I believe that the majority of trends in birth today are worrisome, and these include societal beliefs as well as the excessive use of medical procedures and obstetric drugs. Yet other trends promise change for the better: fewer episiotomies, fewer formula samples being given out to women wishing to breastfeed, and more roomingin of mothers and babies.

The U.S. cesarean rate of 32.2 percent of all live births in 2014 seems to have somewhat plateaued down from 32.9 percent in 2009, but is still high above the World Health Organization’s recommended rate of 15 percent. This overuse of C-sections continues to cause an excess of healthcare problems to women and babies in a largely healthy population, according to the Listening to Mothers III Survey of May 9, 2013. Six out of ten women today with a singleton birth received an epidural or spinal anesthesia for pain relief in labor, according to the U.S. Centers for Disease Control National Center for Health Statistics Report. Because all medical procedures and obstetrical drugs have an element of risk, this means too many low-risk pregnant women are entering the hospital to give birth and are leaving higher risk.

The vaginal birth after cesarean (VBAC) rate remains much too low. After reaching a high in 1996 of 28.3 percent of women who previously delivered by cesarean, the national VBAC rate was reported at 10.6 percent in 2013.

An even greater concern is four cultural shifts in beliefs about birth that have taken root.

Many women now believe that a cesarean is either safer than or as safe as a vaginal birth and avoids potential damage to the pelvic floor musculature. In most instances, neither of these is true. They also believe it is advantageous to set a definite date in which to give birth so that life events can be planned around that date. What is predictable feels more comfortable to them.

Women believe they can have a baby without having to feel labor contractions if they don’t want to. As a result, we now have obstetrical nurses and doctors who may have never seen a normal, physiologic birth without medical intervention. This is a contributing factor to the high cesarean rate as well.

Many women believe that technology is a normal part of giving birth. Their experience of birth then becomes a mechanical memory. Women are depending on others to get their babies out. Learning only comes through experience, and when women numb themselves to the experience of labor and birth, they lose the learning that birth imparts. Birth offers women a peak experience, a moment of their lives they will never forget, empowering and transformative in nature.

I believe that the pendulum of birth has swung to the end of its range; it will have to swing back, because nature must prevail. We cannot presume that mankind is smarter than nature because there is too much we don’t understand about the marvels of the human body.
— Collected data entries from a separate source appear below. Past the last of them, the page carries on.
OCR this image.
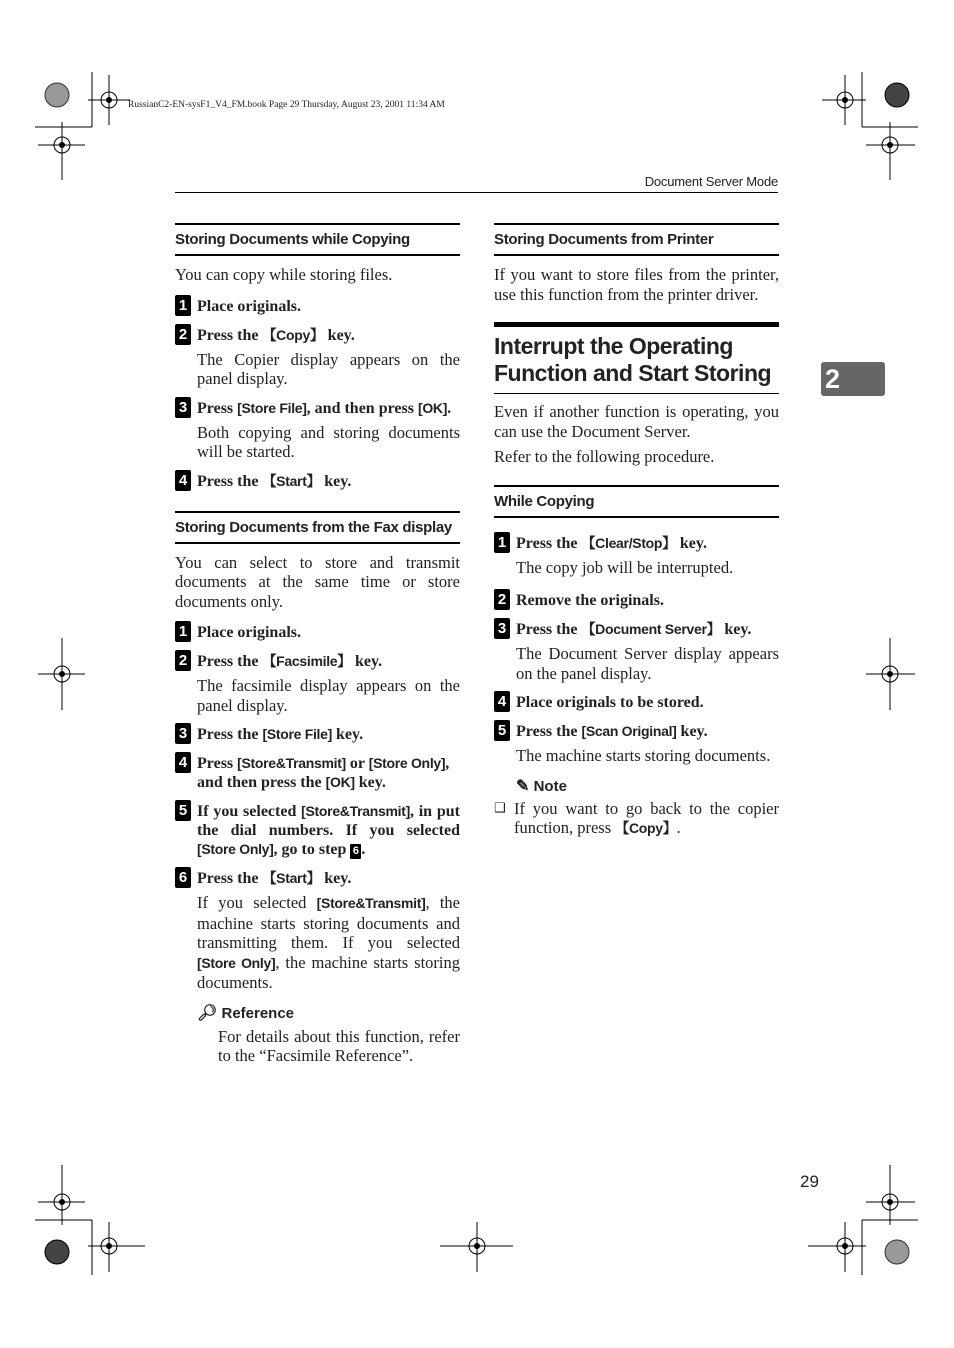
RussianC2-EN-sysF1_V4_FM.book Page 29 Thursday, August 23, 2001 11:34 AM
Document Server Mode
2
Storing Documents while Copying

You can copy while storing files.

1 Place originals.
2 Press the 【Copy】 key.

The Copier display appears on the panel display.

3 Press [Store File], and then press [OK].

Both copying and storing documents will be started.

4 Press the 【Start】 key.
Storing Documents from the Fax display

You can select to store and transmit documents at the same time or store documents only.

1 Place originals.
2 Press the 【Facsimile】 key.

The facsimile display appears on the panel display.

3 Press the [Store File] key.
4 Press [Store&Transmit] or [Store Only], and then press the [OK] key.
5 If you selected [Store&Transmit], in put the dial numbers. If you selected [Store Only], go to step 6 .
6 Press the 【Start】 key.

If you selected [Store&Transmit], the machine starts storing documents and transmitting them. If you selected [Store Only], the machine starts storing documents.

🔎︎ Reference

For details about this function, refer to the “Facsimile Reference”.

Storing Documents from Printer

If you want to store files from the printer, use this function from the printer driver.

Interrupt the Operating Function and Start Storing

Even if another function is operating, you can use the Document Server.

Refer to the following procedure.

While Copying
1 Press the 【Clear/Stop】 key.

The copy job will be interrupted.

2 Remove the originals.
3 Press the 【Document Server】 key.

The Document Server display appears on the panel display.

4 Place originals to be stored.
5 Press the [Scan Original] key.

The machine starts storing documents.

✎ Note
❑ If you want to go back to the copier function, press 【Copy】.

29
One sign of the pendulum swinging back is the growing awareness of womb ecology, also known as primal health, pioneered by Michel Odent, M.D. Odent identifies primal health as the period of time from conception to the end of the first year of life. Data from extensive clinical and experimental studies indicates that early life events play a powerful role in influencing later susceptibility to certain chronic diseases. These diseases span all medical fields, including heart disease, stroke, obesity, metabolic syndrome and type 2 diabetes mellitus.
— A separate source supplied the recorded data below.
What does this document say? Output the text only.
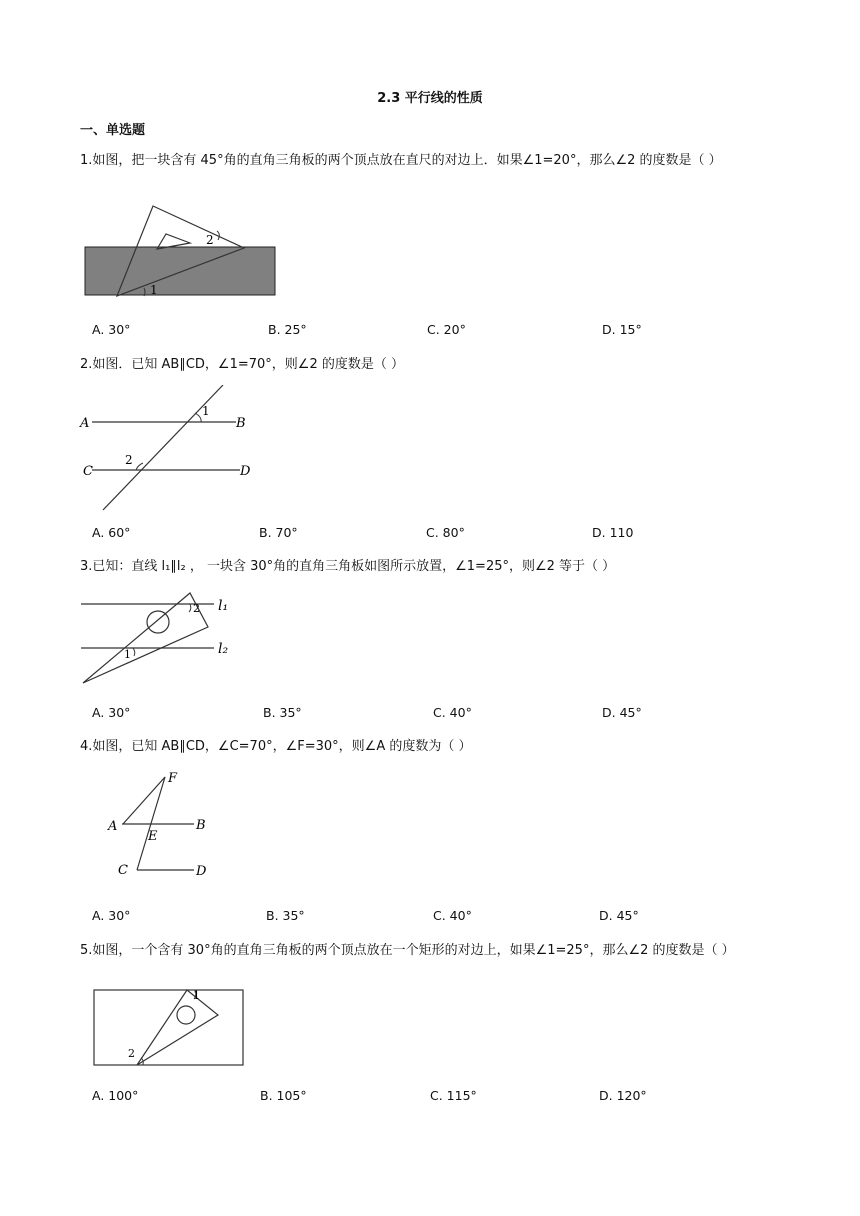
2.3 平行线的性质
一、单选题
1.如图，把一块含有 45°角的直角三角板的两个顶点放在直尺的对边上．如果∠1=20°，那么∠2 的度数是（ ）
2
1
A. 30°	B. 25°	C. 20°	D. 15°
2.如图．已知 AB∥CD，∠1=70°，则∠2 的度数是（ ）
A	B
C	D
1
2
A. 60°	B. 70°	C. 80°	D. 110
3.已知：直线 l₁∥l₂ ， 一块含 30°角的直角三角板如图所示放置，∠1=25°，则∠2 等于（ ）
l₁
l₂
1
2
A. 30°	B. 35°	C. 40°	D. 45°
4.如图，已知 AB∥CD，∠C=70°，∠F=30°，则∠A 的度数为（ ）
F
A	B
E
C	D
A. 30°	B. 35°	C. 40°	D. 45°
5.如图，一个含有 30°角的直角三角板的两个顶点放在一个矩形的对边上，如果∠1=25°，那么∠2 的度数是（ ）
1
2
A. 100°	B. 105°	C. 115°	D. 120°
In addition, breastfeeding with mother-baby skin-toskin contact in the hours after birth is crucial for fetal limbic brain development. Even premature babies function better when laid against their mother’s skin than when placed into an incubator.

Another sign of the pendulum swinging back is the current trend of more women becoming midwives. Midwives have a more natural approach to birth than obstetricians, and can work in hospitals as certified nurse midwives (CNMs) or at home as certified professional midwives (CPMs). They believe that birth is a normal and natural event, and their birth practices are reflective of this.